Secession, Vienna has presented its exhibition programme from March 4th until June 12th, 2022. The programme features Siggi Hofer, Dineo Seshee Bopape and DIS.
In “Still Life”, Siggi Hofer has conceived an immersive installation in dialogue with the Secession’s characteristic architecture: we enter a large tableau composed of numerous and diverse works that in many ways reflects the baffling complexity of our contemporary reality. Having come to look and moving about the room, we find ourselves cast as actors and co-creators of the exhibition; we need to get our bearings, make sense of the arrangement, tease out interconnections and meanings. “Still Life” builds directly on the earlier exhibition gift basket, in which the titular object served Hofer as a metaphor for his reflections on relationships, family, identity, and recollection.
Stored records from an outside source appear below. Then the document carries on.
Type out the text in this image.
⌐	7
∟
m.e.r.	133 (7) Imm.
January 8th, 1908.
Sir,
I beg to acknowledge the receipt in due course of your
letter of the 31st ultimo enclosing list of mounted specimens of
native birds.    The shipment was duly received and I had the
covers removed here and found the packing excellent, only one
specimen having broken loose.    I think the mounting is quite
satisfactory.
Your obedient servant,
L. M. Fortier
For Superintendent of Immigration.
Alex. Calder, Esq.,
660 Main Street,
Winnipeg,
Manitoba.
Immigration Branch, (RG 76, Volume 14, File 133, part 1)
In the still life genre, the artist once again chooses a universally familiar trope. Even more than the gift basket, which complements the handsome gesture with a handsome presentation shaped in part by pragmatic considerations, the still life is defined above all by aesthetic questions of composition and color: Which objects make interesting neighbors, what fits with what, and what happens in these various constellations, what happens when one changes them?
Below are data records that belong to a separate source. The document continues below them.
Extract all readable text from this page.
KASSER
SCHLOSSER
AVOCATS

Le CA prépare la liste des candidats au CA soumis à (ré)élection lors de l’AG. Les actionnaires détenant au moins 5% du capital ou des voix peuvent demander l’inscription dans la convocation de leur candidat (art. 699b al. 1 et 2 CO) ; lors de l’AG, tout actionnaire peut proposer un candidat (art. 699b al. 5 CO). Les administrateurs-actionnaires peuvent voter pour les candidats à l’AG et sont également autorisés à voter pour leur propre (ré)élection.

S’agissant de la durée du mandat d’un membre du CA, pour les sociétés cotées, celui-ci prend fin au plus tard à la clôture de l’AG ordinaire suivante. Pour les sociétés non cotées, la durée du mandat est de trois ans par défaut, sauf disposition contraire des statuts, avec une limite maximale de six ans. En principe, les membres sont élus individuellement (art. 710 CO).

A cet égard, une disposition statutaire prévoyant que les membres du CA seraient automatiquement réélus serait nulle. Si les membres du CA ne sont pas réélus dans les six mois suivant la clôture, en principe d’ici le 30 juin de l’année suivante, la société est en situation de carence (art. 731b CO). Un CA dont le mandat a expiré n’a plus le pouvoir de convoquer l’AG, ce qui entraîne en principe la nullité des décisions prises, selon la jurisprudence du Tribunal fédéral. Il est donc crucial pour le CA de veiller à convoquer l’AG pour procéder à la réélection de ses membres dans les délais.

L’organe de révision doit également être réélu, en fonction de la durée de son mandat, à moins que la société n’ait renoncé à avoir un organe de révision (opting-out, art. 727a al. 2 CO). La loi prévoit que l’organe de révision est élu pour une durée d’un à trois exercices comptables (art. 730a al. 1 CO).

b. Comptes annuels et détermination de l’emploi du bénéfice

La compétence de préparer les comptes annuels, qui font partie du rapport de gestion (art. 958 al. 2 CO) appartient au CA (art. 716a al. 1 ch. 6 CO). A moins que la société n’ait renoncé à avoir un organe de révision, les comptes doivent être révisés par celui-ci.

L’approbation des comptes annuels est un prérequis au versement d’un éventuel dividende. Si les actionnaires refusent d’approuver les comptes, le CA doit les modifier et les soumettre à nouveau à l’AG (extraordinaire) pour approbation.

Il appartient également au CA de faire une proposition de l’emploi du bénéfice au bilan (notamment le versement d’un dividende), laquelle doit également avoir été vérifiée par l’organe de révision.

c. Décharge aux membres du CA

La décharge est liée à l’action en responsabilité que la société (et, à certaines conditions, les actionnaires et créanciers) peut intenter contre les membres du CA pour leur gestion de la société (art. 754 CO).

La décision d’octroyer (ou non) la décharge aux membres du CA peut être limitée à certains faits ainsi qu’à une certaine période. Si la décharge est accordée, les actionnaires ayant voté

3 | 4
Hofer’s versatility is evident in the diverse media, details, small gestures, and subtle creative choices in the exhibition, which gathers works from different periods in his oeuvre, as well as an installation outside the Secession and an artist’s book in the form of a newspaper (the “Deutsch-Gotisch” typeface is a nod to the daily “Dolomiten,” which the artist grew up reading) with contributions by Hofer himself. The literary writings he produces as he works on his exhibitions bring into focus the significance of autobiographical reflection—searching meditations on memory, childhood, identity, and emancipation—in his art. Alternating between sober-minded analysis and humor, the texts are unsparingly candid while leaving room for doubt. Playful self-reference and quotes that link the presentation to earlier works are recurring motifs throughout the exhibition.
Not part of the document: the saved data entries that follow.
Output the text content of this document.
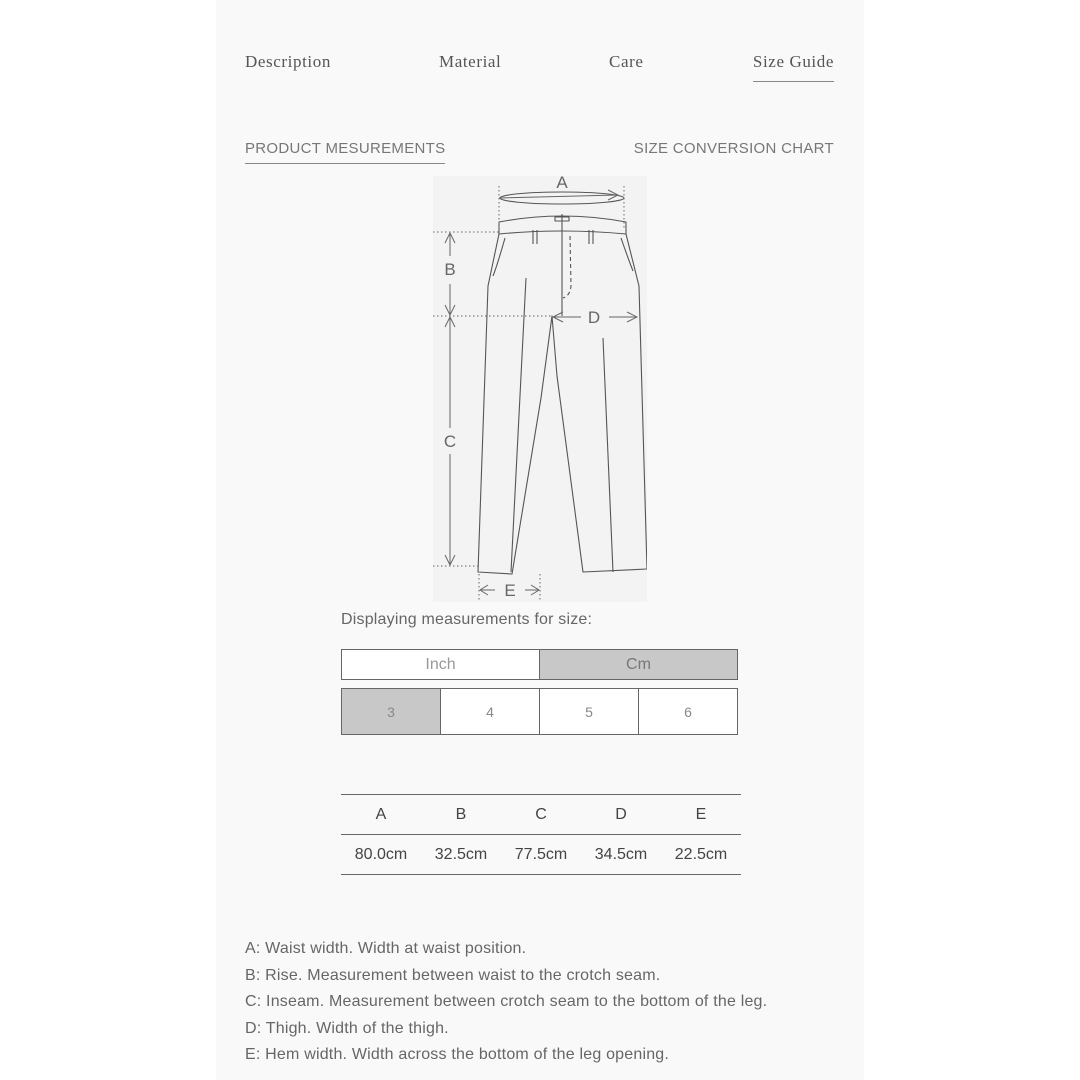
Description	Material	Care	Size Guide
PRODUCT MESUREMENTS	SIZE CONVERSION CHART
A
B
C
D
E
Displaying measurements for size:
Inch	Cm
3	4	5	6
A	B	C	D	E
80.0cm	32.5cm	77.5cm	34.5cm	22.5cm
A: Waist width. Width at waist position.
B: Rise. Measurement between waist to the crotch seam.
C: Inseam. Measurement between crotch seam to the bottom of the leg.
D: Thigh. Width of the thigh.
E: Hem width. Width across the bottom of the leg opening.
In Dineo Seshee Bopape’s haunting installations and videos, the history of her native South Africa prompts reflections on memory and hegemony over land and bodies in relation to the lived experiences of African people (and also a beauty). Her work is informed by her quest for a visual, acoustic, and material language that evokes an autochthonous aesthetic. It articulates (particularly) the African diaspora’s peoples’ resilience and healing as well as their sustained energies of resistance to and emancipation from and traversing ‘through’ the violence of the white supremacist capitalist patriarchal matrix. Bopape makes art out of carefully selected everyday materials such as soil, clay, fabric, plants, containers, paint and digital media. Their material and symbolic properties often appear in conversation with ideas about politics, aesthetics, the metaphysics of self/thing/spirit and relationality , sovereignty, presence, home, land and waters, language, song, and memory.
At the Secession, Dineo Seshee Bopape has developed a new site-responsive installation that transports visitors with its intense physicality. Bopape creates an interchange of experience and meanings as springboards of relationality as well as medicine for the feminine … The multiple connections of matter, life and spirit are sung through the exhibition title “Lerato le le golo (… la go hloka bo kantle)” [a big love (… that has no outside)]. The poetic line in SePedi—Bopape’s mother tongue of Southern Africa — refers to the relation between things— an unconditional love.
“How To Become A Fossil” presents the DIS collective’s major new work — Everything But The World (2021) with a site-specific installation and outdoor sculpture. The film, Everything But The World was conceived as a TV pilot plotting new narratives for new histories. A multi-genre docu-sci-fi, the series departs from the premise of a nature show by turning the camera onto nature’s least natural invention: us. Connecting the repetitive movements of today’s warehouse worker to activities some 10,000 years ago, when many of our ancestors switched from hunting and gathering to farming full-time, Everything But The World challenges post-Enlightenment notions of “progress.”
“This is the story of what happens after your property and after your progress. It’s over. And baby, you didn’t survive.“
— Narrator, Everything But The World
In this first episode, the castle becomes a stand in for private property and subjugation: from the Caetani Castle once possessed by Pope Alexander VI, to the legal term Castle Doctrine used in the United States to justify defense of one’s home, to an existential rant from a White Castle fast food drive-thru employee. Breaking civilization’s fourth wall, Everything But The World investigates what it means to be human through the long histories of labor, gender, race, and technology—riding through the rifts in scales between humanity’s global existence and the smallness of our individual lives.
Denying clear truths and generic conventions, Everything But The World refuses to contort time into a line. While it might be hard to see from the perspectives of our puny lifespans, history is not a story of progressions and constants, but of changes and revolutions. If we realize that this is not the world, but a world among many possible, what worlds might we see come, after the end?